With Middle Little I was gone for up to 12 hours a day at work. When I got home my baby wanted to be with me more than anything. It would seem like absolute torture to put him into another bed just an hour after I got home. Since I primarily work from home now, I don't really have that excuse with Littlest. However, I think Littlest is an accidental attachment parenting baby (is that a thing?) so of course they want to be with me.
"Breastsleeping Is An Evolutionary Miracle"
I honestly hadn't heard this word until last week. Breastsleeping. Guys. GUISE! This is not only totally a thing, it's evolution! Breastsleeping makes so much sense to me, because it just feels absolutely right. No one had to teach me how to do it. Once I trusted myself to listen to my parenting gut and what my babies were telling me they needed I just naturally fell into a little cuddle-circle of breastsleeping love on the bed with my baby.
"It Helps Breastfeeding Last Longer"
This is not a moral judgment. I do not think that "breast is inherently best" or that all lactating humans have an obligation to, 1) nurse a tiny human from said lactating breast/chest or, 2) once nursing make it last as long as humanly possible. Nope.
However, I personally really love breastfeeding. And I want to do it for as long as feels nurturing to me and my baby.
"It Reduces Resentment"
When I'm breastfeeding and not bed-sharing, guess who is always the one who has to get up with the baby in the middle of the night? If you guessed the one with the lactating mammary glands, you'd be right! (Hint: that's me).
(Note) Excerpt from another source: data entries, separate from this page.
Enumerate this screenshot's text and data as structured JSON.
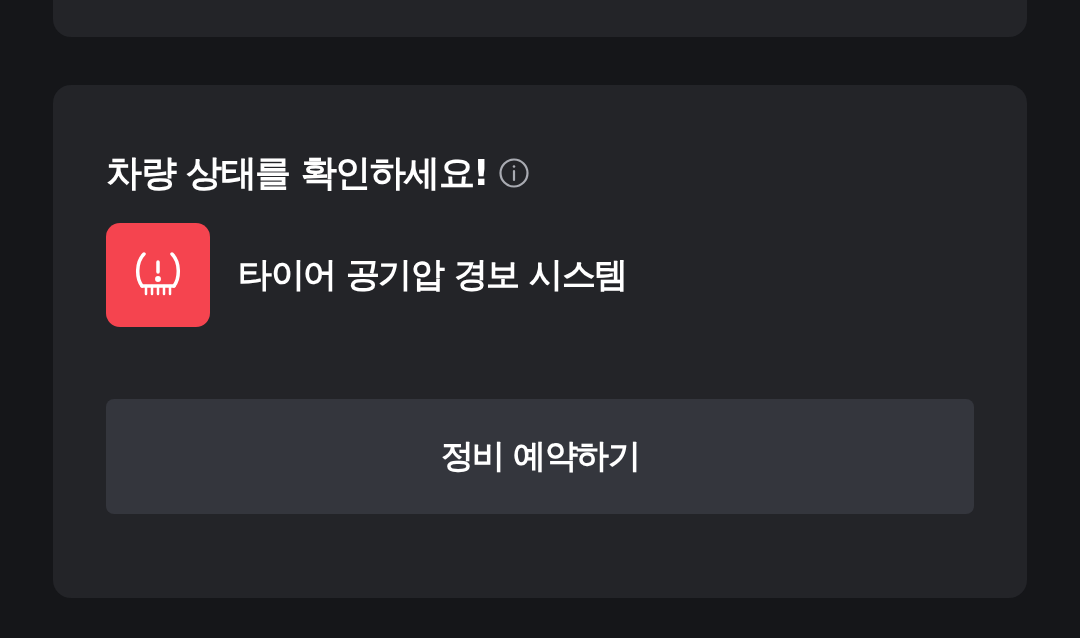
{
  "status_card": {
    "title": "차량 상태를 확인하세요!",
    "alerts": [
      {
        "kind": "tire_pressure",
        "label": "타이어 공기압 경보 시스템"
      }
    ],
    "button": "정비 예약하기"
  }
}
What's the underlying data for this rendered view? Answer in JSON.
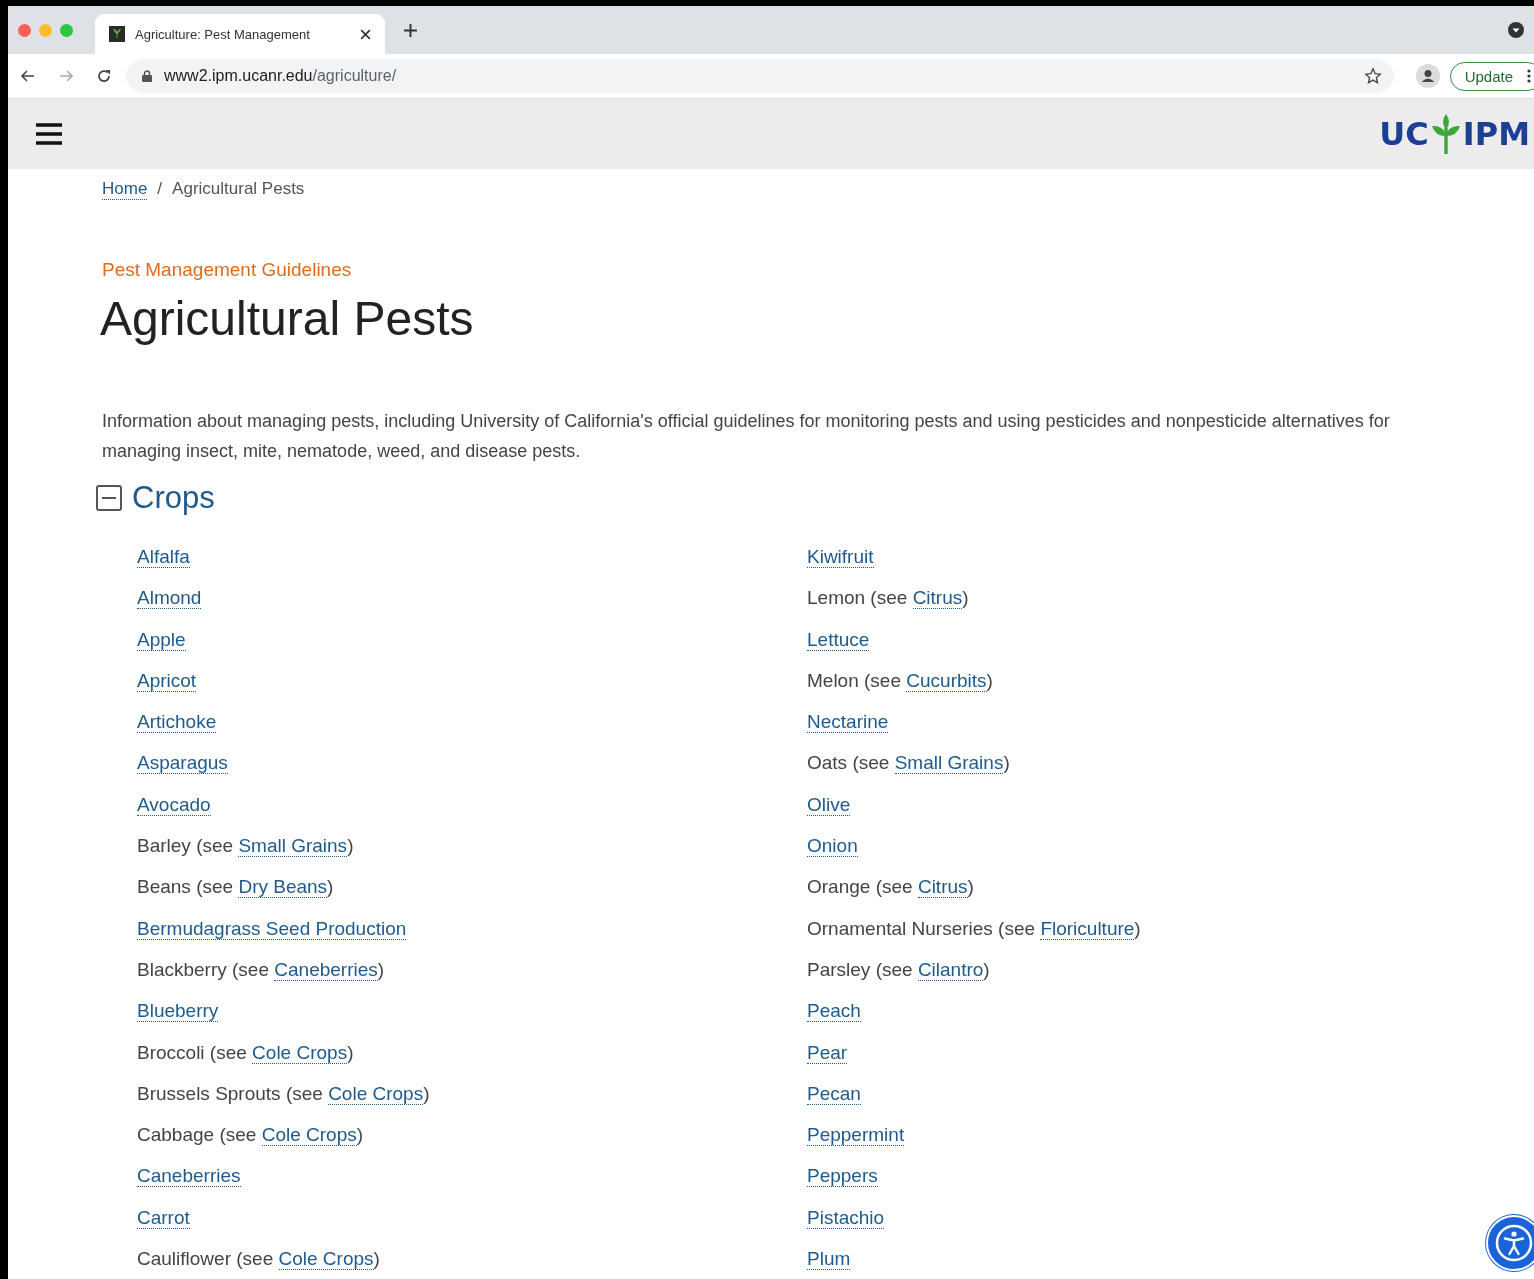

As much as I didn't want to resent my partner when this was our arrangement, I totally did. Resentment? Not good for a love-relationship (shocking, I know).
"This Is My Last Baby"
I'm totally done having kids, friends. Totally. When I lost three pregnancies after Middle Little, I thought the decision to be done having babies was taken from me. I despaired that I would ever have an opportunity to fully and clearly appreciate and remember my last baby as my last baby.
This may make me a cloyingly sentimental mama, but this is my last baby. My. Last. Baby. Just saying that pulls at my heartstrings in a way I really can't describe or would ever have known existed before parenthood. I am ready to have no more babies, but I also want to savor every last drop of this last baby's babyhood. Waking up next to the smallest, cutest, cuddliest face in all of the world? Why, it's the very best thing ever. And this is my last chance to appreciate it.